CS计算机代考程序代写 COMP 330 Autumn 2021 McGill University

COMP 330 Autumn 2021 McGill University

Assignment 4 Solutions and Grading Guide

Remarks for the graders appear in sans serif font.

Question 1[25 points] A sequence of parentheses is a sequence of ( and
) symbols or the empty sequence. Such a sequence is said to be balanced
if it has an equal number of ( and ) symbols and in every prefix of the
sequence the number of left parentheses is greater than or equal to the
number of right parentheses. Thus ((())()) is balanced but, for example,
())( is not balanced even though there are an equal number of left and right
parentheses. The empty sequence is considered to be balanced.

Consider the grammar
S → (S)|SS|ε.

This grammar is claimed to generate balanced parentheses.

1. Prove that any string generated by this grammar is a properly balanced
sequence of parentheses. [10]

2. Prove that every sequence of balanced parentheses can be generated
by this grammar. [15]

Solution

1. We can prove this by induction on the length of the derivation. The
base case is a derivation that has a single step. There is only one
derivation like that and it can only produce the empty string which is
balanced. For the inductive case we proceed as follows.
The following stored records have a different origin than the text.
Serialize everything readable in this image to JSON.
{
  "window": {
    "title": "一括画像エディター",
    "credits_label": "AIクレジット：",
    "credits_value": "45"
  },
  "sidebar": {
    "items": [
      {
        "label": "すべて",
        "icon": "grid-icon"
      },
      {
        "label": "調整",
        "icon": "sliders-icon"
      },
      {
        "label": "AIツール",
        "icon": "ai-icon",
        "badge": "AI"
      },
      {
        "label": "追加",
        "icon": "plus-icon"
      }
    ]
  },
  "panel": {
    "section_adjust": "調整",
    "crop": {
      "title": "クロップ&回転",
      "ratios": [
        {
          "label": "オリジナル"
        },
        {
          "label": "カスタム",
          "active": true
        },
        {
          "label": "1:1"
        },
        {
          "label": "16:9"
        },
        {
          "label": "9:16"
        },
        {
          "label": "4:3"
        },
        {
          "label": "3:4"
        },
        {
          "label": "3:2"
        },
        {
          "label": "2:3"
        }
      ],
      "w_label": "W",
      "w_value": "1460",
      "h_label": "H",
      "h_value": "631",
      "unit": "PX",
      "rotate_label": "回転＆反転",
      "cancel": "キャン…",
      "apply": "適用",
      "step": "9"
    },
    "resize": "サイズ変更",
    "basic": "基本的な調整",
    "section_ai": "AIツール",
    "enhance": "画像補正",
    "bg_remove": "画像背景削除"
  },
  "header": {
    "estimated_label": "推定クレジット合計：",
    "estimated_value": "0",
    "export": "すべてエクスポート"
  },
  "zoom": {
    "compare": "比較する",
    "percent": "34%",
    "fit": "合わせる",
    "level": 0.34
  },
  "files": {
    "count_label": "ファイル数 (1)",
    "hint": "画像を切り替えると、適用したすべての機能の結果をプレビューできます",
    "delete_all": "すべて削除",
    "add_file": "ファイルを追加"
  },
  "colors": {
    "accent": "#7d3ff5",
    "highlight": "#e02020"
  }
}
We assume
that for all derivations of length up to n the claim that we are trying
to prove is correct. Now consider a derivation of length n+ 1. There
are two cases: (a) the first rule used is S → (S) and (b) the first rule
used is S → SS. In case (a) we get a string of the form (w) where w
is generated from S by a derivation of length n. So w is a balanced
string and hence clearly (w) is a balanced string. In case (b) we have
a string of the form w1w2 where each of w1 and w2 are generated by

1

S by derivations that are of length n or less. Thus each of w1 and
w2 is a balanced string. Clearly every prefix of w1 has either (i) more
left parentheses than right parentheses or (ii) equal number of left and
right parentheses. If we consider a prefix of w1w2 that includes all of
w1 and part of w2; we see that the portion coming from w1 has an
equal number of left and right parentheses while the portion coming
from w2 has at least as many left parentheses as right parentheses.
Taken together, such a prefix has at least as many left parentheses as
right parentheses. Finally, the entire string w1w2 has equal number
of left and right parentheses. Thus the string w1w2 is balanced. I
am happy if they say that every time a right parenthesis is introduced
a left is also introduced and the left parenthesis is always to the left
of the right parenthesis. Furthermore, every time a right parenthesis is
produced a left parenthesis is also produced and the left parenthesis is to
the left of the right parenthesis. This means that the final string must
have equal numbers of left and right parentheses and the prefix of the
string always has more or equal left parentheses as right parentheses. The
careful induction I have done is more for practice with induction as the
verbal argument I have just given is perfectly rigourous.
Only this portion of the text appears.